Perché certo è importante avere un mestiere, il più bello possibile, sognato e per cui si fanno sacrifici. Ma non basta. Occorre animare il mestiere con una volontà di bene che non nasce dallo stipendio, dalla posizione, dal senso del dovere. Occorre un sovrappiù di bene, di senso, diciamo la parola che nessuno usa quasi più, di speranza.

La figura di Luca Attanasio, che non meritava di morire così, invita a immaginare il proprio impegno animandolo con una potente volontà di bene.

Si può fare l’ambasciatore, il runner o il barista o il geometra in molti modi. Non si tratta solo di quelle che oggi vengono chiamate skills, attitudini che rendono il lavoro migliore, come l’empatia o la proattività o altre cose che si insegnano nei corsi. C’è qualcosa d’altro, un fuoco che nasce dall’anima. Non basta fare il proprio dovere per essere a posto.

È una idea povera della vita, e figure come quella di Luca Attanasio richiamano, anche facendo salire le lacrime agli occhi, che in fondo desideriamo una vita che si spenda per un ideale più grande che la propria sistemazione o gratificazione. Ma come si alimenta tale fuoco che ti fa fare il mestiere di ambasciatore o di barista, con una attenzione positiva al mondo, agli altri ?
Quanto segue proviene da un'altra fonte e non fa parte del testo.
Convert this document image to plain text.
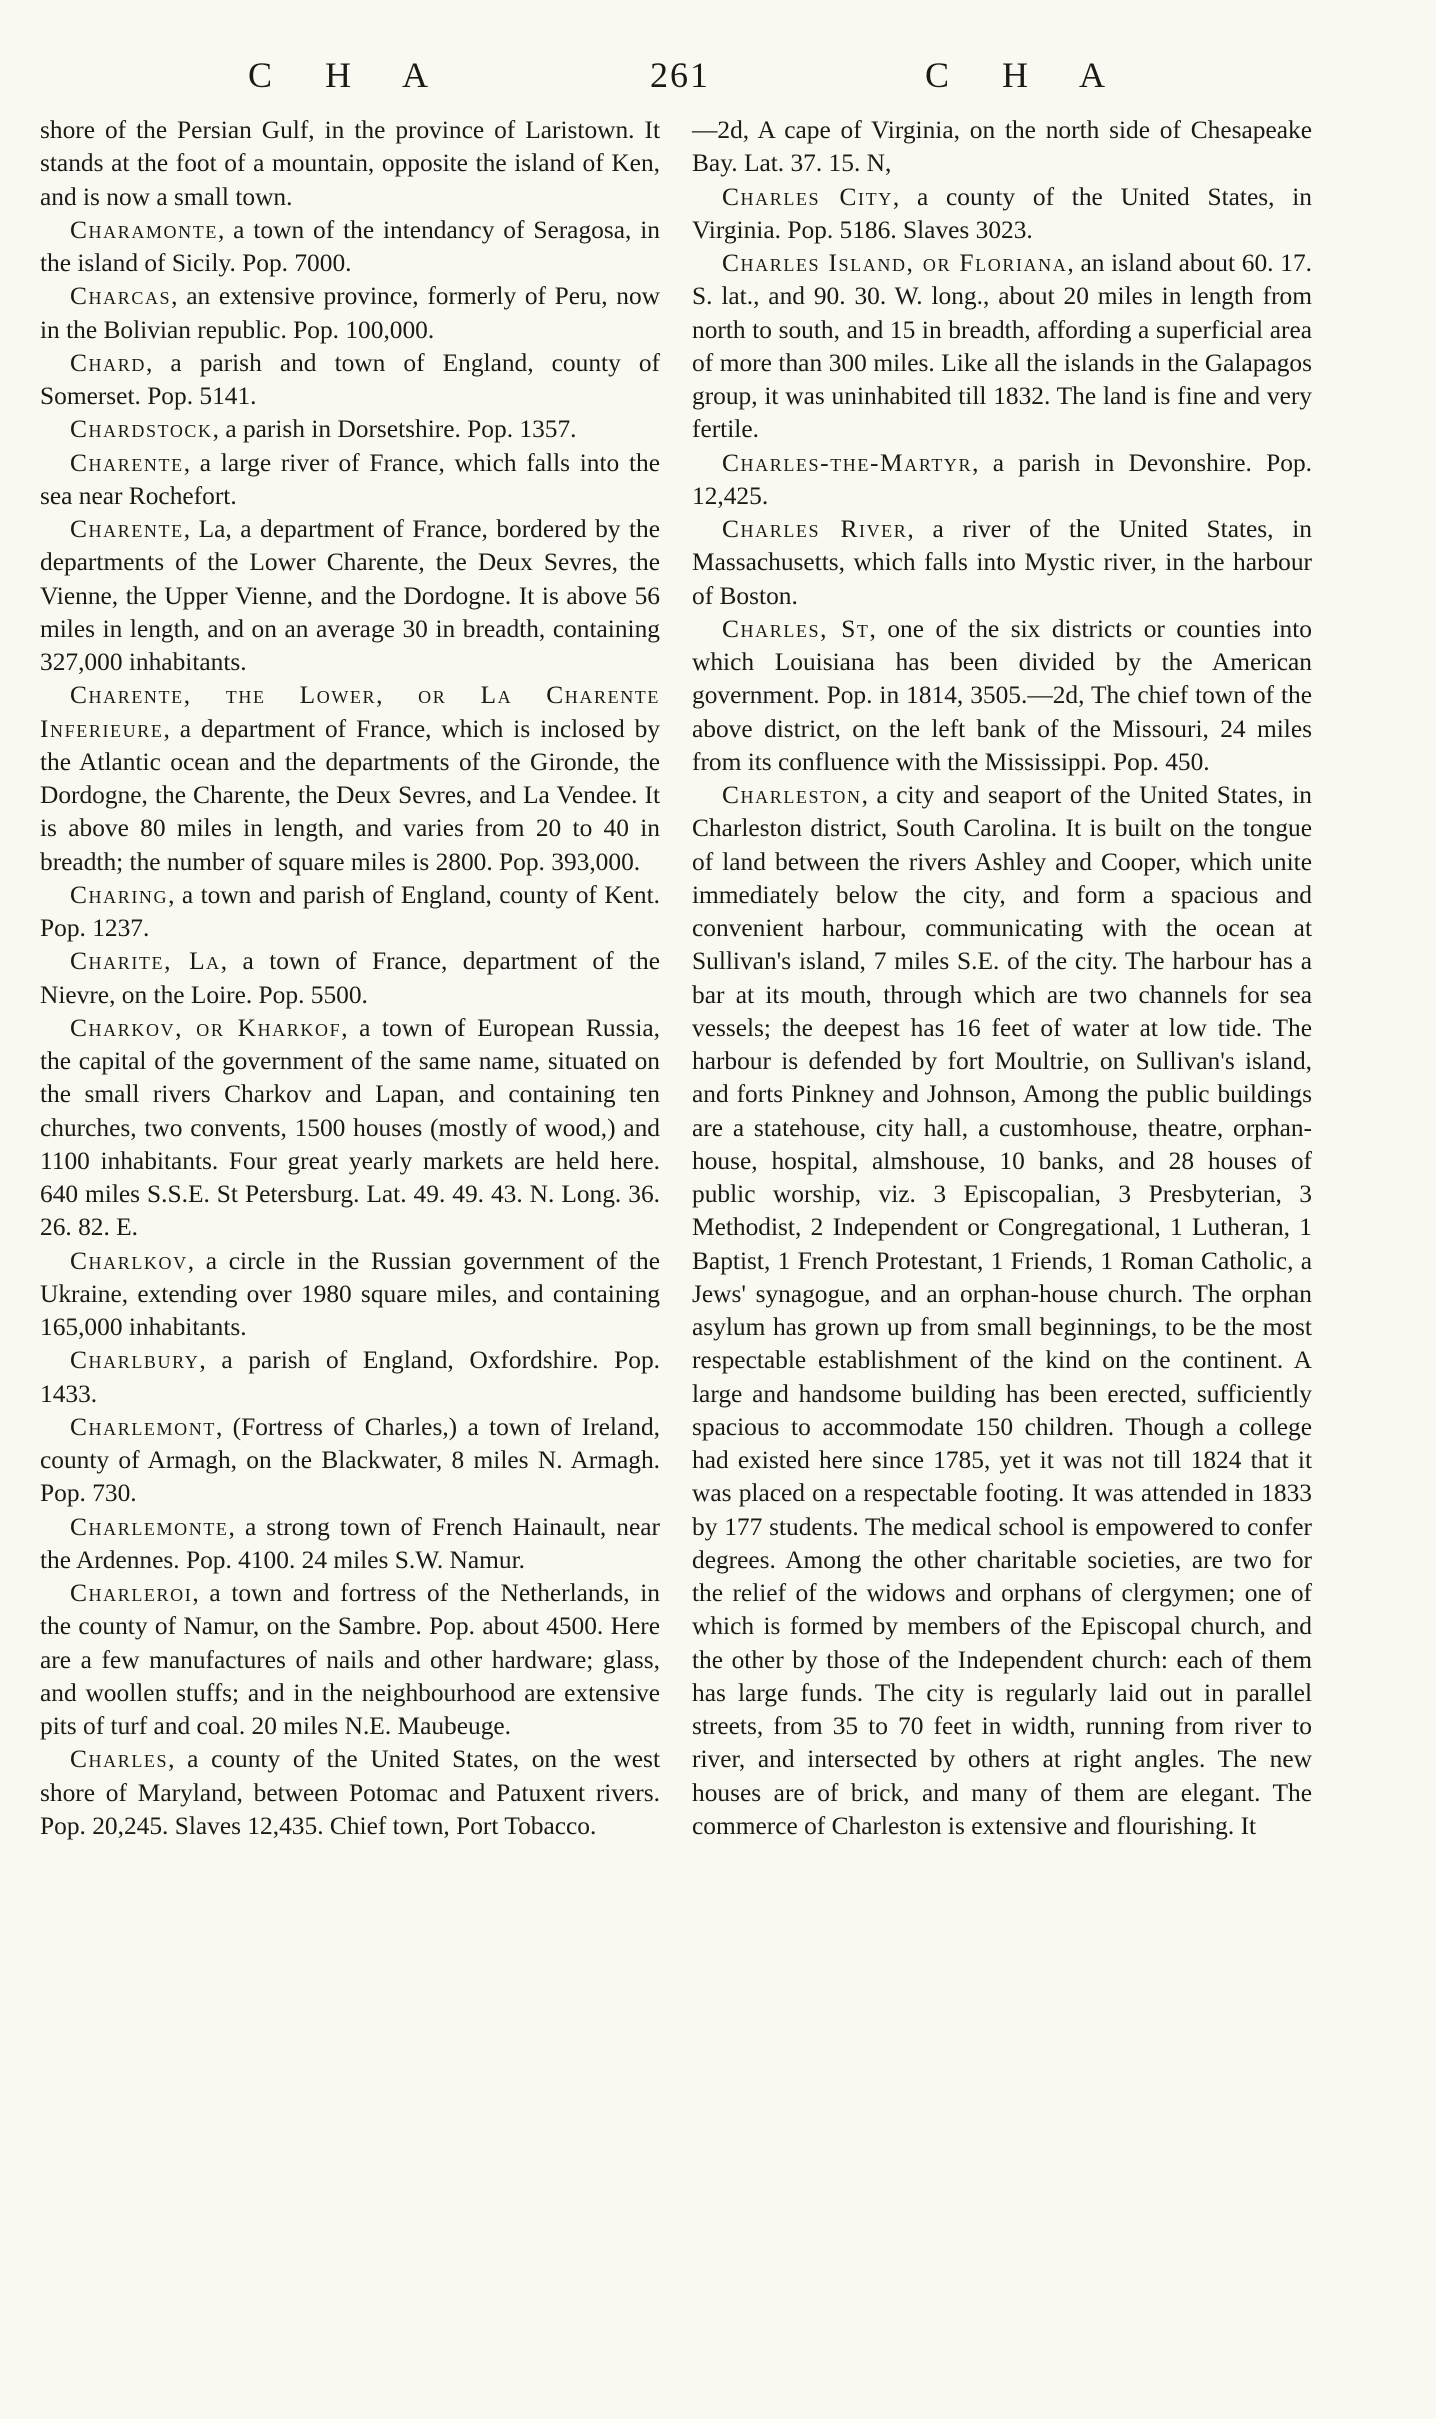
C H A	261	C H A

shore of the Persian Gulf, in the province of Laristown. It stands at the foot of a mountain, opposite the island of Ken, and is now a small town.

Charamonte, a town of the intendancy of Seragosa, in the island of Sicily. Pop. 7000.

Charcas, an extensive province, formerly of Peru, now in the Bolivian republic. Pop. 100,000.

Chard, a parish and town of England, county of Somerset. Pop. 5141.

Chardstock, a parish in Dorsetshire. Pop. 1357.

Charente, a large river of France, which falls into the sea near Rochefort.

Charente, La, a department of France, bordered by the departments of the Lower Charente, the Deux Sevres, the Vienne, the Upper Vienne, and the Dordogne. It is above 56 miles in length, and on an average 30 in breadth, containing 327,000 inhabitants.

Charente, the Lower, or La Charente Inferieure, a department of France, which is inclosed by the Atlantic ocean and the departments of the Gironde, the Dordogne, the Charente, the Deux Sevres, and La Vendee. It is above 80 miles in length, and varies from 20 to 40 in breadth; the number of square miles is 2800. Pop. 393,000.

Charing, a town and parish of England, county of Kent. Pop. 1237.

Charite, La, a town of France, department of the Nievre, on the Loire. Pop. 5500.

Charkov, or Kharkof, a town of European Russia, the capital of the government of the same name, situated on the small rivers Charkov and Lapan, and containing ten churches, two convents, 1500 houses (mostly of wood,) and 1100 inhabitants. Four great yearly markets are held here. 640 miles S.S.E. St Petersburg. Lat. 49. 49. 43. N. Long. 36. 26. 82. E.

Charlkov, a circle in the Russian government of the Ukraine, extending over 1980 square miles, and containing 165,000 inhabitants.

Charlbury, a parish of England, Oxfordshire. Pop. 1433.

Charlemont, (Fortress of Charles,) a town of Ireland, county of Armagh, on the Blackwater, 8 miles N. Armagh. Pop. 730.

Charlemonte, a strong town of French Hainault, near the Ardennes. Pop. 4100. 24 miles S.W. Namur.

Charleroi, a town and fortress of the Netherlands, in the county of Namur, on the Sambre. Pop. about 4500. Here are a few manufactures of nails and other hardware; glass, and woollen stuffs; and in the neighbourhood are extensive pits of turf and coal. 20 miles N.E. Maubeuge.

Charles, a county of the United States, on the west shore of Maryland, between Potomac and Patuxent rivers. Pop. 20,245. Slaves 12,435. Chief town, Port Tobacco.

—2d, A cape of Virginia, on the north side of Chesapeake Bay. Lat. 37. 15. N,

Charles City, a county of the United States, in Virginia. Pop. 5186. Slaves 3023.

Charles Island, or Floriana, an island about 60. 17. S. lat., and 90. 30. W. long., about 20 miles in length from north to south, and 15 in breadth, affording a superficial area of more than 300 miles. Like all the islands in the Galapagos group, it was uninhabited till 1832. The land is fine and very fertile.

Charles-the-Martyr, a parish in Devonshire. Pop. 12,425.

Charles River, a river of the United States, in Massachusetts, which falls into Mystic river, in the harbour of Boston.

Charles, St, one of the six districts or counties into which Louisiana has been divided by the American government. Pop. in 1814, 3505.—2d, The chief town of the above district, on the left bank of the Missouri, 24 miles from its confluence with the Mississippi. Pop. 450.

Charleston, a city and seaport of the United States, in Charleston district, South Carolina. It is built on the tongue of land between the rivers Ashley and Cooper, which unite immediately below the city, and form a spacious and convenient harbour, communicating with the ocean at Sullivan's island, 7 miles S.E. of the city. The harbour has a bar at its mouth, through which are two channels for sea vessels; the deepest has 16 feet of water at low tide. The harbour is defended by fort Moultrie, on Sullivan's island, and forts Pinkney and Johnson, Among the public buildings are a statehouse, city hall, a customhouse, theatre, orphan-house, hospital, almshouse, 10 banks, and 28 houses of public worship, viz. 3 Episcopalian, 3 Presbyterian, 3 Methodist, 2 Independent or Congregational, 1 Lutheran, 1 Baptist, 1 French Protestant, 1 Friends, 1 Roman Catholic, a Jews' synagogue, and an orphan-house church. The orphan asylum has grown up from small beginnings, to be the most respectable establishment of the kind on the continent. A large and handsome building has been erected, sufficiently spacious to accommodate 150 children. Though a college had existed here since 1785, yet it was not till 1824 that it was placed on a respectable footing. It was attended in 1833 by 177 students. The medical school is empowered to confer degrees. Among the other charitable societies, are two for the relief of the widows and orphans of clergymen; one of which is formed by members of the Episcopal church, and the other by those of the Independent church: each of them has large funds. The city is regularly laid out in parallel streets, from 35 to 70 feet in width, running from river to river, and intersected by others at right angles. The new houses are of brick, and many of them are elegant. The commerce of Charleston is extensive and flourishing. It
Senza ideale non c’è vita umana autentica.

E l’ideale non è un sogno fumoso, ma la cosa più reale che alberga in fondo al nostro cuore, e che figure come Luca Attanasio risvegliano.

Uno può decidere di non farsi scuotere più da nulla, restare inerte e giustificato da lamenti senza fine, e rubricare la notizia tra le tante.

Oppure può dare credito a questo ultrasuono, a questo richiamo che attraversa la cronaca e ci chiede: "Tu per cosa lavori? Per cosa dai la vita, la unica vita che hai?"